In terms of headcounts, Rhenus South Korea has grown roughly threefold compared to the staff we had when we started. We recently opened a Busan office as well. With its bustling business district and massive seaports, this city was the perfect site for Rhenus South Korea’s next branch. Our office is conveniently and strategically located near port terminals and the customs office to accommodate our service suite and the growing client base. By having a physical presence in Busan, it will keep local shippers satisfied and assist us to establish a better rapport with local businesses, ensuring a smooth expansion of our network in South Korea. These just show that we are really going against the global industry trend of downsizing.
At Rhenus Logistics, we are family-oriented. We have an open-door policy that encourages employees to share their ideas and suggestions. We make sure everyone is heard and we try our best to foster innovation by bringing their ideas to life. We also have multiple programs that aim to train our young employees in different business sectors. Our Step Forward! Management Trainee Program gives them the opportunity to live overseas, rotating every six months from job station to job station, allowing them to learn different aspects of the business in different countries. We also have My First Leadership Role, a program that gives those with high potential an opportunity to see what it’s like being in charge while being guided by their superiors. These programs and more allow us to invest in our employees’ personal and professional growth.
It’s vital to ensure that the staff will grow individually as the company grows. That is Rhenus Logistics’ underlying philosophy when it comes to managing human resources. If the company grows at the expense of its employees, then this growth will not be sustainable. The fact that the company and its employees are growing together is one of the most significant factors when it comes to creating a positive atmosphere in the workplace.
Our plan is actually quite simple, the short term goal is to focus on bringing in sales. At Rhenus South Korea, we would like to increase the volume of freight we handle here in the country, secure more clients and increase our market share in a progressive direction. In long-term, the increase of local freight weight to 50% is foreseeable.
I am pretty young myself and I think it plays an important role in keeping Rhenus South Korea youthful. We still have a long way to go.

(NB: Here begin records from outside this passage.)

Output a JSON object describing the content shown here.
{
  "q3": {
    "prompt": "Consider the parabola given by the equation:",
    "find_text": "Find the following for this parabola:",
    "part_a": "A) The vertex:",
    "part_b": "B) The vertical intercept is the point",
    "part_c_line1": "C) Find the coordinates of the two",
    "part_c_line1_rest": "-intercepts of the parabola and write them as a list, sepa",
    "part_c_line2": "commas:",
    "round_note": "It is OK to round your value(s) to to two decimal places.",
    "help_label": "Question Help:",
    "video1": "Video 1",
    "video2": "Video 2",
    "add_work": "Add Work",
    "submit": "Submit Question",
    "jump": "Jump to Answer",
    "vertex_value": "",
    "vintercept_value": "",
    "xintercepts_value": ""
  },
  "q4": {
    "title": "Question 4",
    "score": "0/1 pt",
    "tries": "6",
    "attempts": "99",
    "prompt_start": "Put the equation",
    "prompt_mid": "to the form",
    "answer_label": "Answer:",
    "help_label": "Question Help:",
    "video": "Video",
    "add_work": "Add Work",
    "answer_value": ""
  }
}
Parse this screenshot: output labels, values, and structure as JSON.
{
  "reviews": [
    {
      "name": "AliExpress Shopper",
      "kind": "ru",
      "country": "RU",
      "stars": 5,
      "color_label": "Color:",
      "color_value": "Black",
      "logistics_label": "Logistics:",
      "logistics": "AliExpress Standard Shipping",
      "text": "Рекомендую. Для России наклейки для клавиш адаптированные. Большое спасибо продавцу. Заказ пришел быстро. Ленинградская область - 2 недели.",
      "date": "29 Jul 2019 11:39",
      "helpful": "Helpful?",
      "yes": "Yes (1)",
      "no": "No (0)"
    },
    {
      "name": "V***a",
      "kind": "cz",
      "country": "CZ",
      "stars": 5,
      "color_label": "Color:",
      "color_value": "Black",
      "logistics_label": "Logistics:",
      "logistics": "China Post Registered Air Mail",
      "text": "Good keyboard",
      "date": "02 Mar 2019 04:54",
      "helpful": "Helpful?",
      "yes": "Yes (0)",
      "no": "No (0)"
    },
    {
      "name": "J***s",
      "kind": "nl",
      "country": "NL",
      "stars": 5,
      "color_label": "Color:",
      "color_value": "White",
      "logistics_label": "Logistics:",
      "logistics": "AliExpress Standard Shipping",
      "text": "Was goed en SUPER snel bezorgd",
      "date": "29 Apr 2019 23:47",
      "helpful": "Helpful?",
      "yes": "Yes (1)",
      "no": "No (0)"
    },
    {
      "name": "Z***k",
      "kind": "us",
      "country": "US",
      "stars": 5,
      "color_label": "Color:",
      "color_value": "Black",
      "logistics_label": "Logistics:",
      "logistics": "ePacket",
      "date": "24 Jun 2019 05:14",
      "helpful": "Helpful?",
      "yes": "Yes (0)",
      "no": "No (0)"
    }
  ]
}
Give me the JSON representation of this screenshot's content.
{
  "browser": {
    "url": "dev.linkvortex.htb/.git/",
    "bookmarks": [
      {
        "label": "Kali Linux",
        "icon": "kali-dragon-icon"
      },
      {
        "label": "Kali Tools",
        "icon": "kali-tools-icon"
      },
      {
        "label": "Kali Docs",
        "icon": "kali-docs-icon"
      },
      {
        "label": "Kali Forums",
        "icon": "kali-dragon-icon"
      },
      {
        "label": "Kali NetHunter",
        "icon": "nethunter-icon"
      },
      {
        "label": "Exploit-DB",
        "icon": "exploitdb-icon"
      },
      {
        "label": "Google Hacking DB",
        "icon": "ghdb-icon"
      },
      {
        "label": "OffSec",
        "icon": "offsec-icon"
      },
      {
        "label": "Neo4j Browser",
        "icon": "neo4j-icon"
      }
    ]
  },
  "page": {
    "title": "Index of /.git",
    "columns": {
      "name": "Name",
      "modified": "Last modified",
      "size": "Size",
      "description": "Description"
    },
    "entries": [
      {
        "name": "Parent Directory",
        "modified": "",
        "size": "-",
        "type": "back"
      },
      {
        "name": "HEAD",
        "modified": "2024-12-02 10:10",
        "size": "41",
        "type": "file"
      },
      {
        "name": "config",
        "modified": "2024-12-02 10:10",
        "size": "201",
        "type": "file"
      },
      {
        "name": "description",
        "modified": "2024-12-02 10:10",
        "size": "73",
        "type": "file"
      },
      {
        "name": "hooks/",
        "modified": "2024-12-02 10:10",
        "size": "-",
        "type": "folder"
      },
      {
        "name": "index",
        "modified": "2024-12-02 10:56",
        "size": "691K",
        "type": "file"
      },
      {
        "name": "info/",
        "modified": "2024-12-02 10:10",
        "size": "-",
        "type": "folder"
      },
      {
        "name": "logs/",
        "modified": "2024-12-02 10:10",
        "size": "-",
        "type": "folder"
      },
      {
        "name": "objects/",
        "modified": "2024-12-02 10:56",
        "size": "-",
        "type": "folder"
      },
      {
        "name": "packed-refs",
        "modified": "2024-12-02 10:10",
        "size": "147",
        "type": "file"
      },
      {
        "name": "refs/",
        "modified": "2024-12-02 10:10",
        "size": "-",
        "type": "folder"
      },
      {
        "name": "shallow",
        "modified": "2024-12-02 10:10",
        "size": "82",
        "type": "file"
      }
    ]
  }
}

In today’s freight business you are not able to succeed with simply a one-man team, where one person does all the heavy lifting. Everyone has to come together as a team and work in focused and collaborative manners.
It may be a bit of a cliché, but I think it is always important to stay hungry.
We do not have a long history yet in South Korea, which means we still have a long list of tasks to accomplish. This is why I put a particular emphasis on working together as a team.
For me personally, I think of my job as a hobby. I tried golf, like everybody else, but I could not really get myself into it. I try to be true to my personal creed of doing what I love and loving what I do. I think I will have enough time to rest when I retire.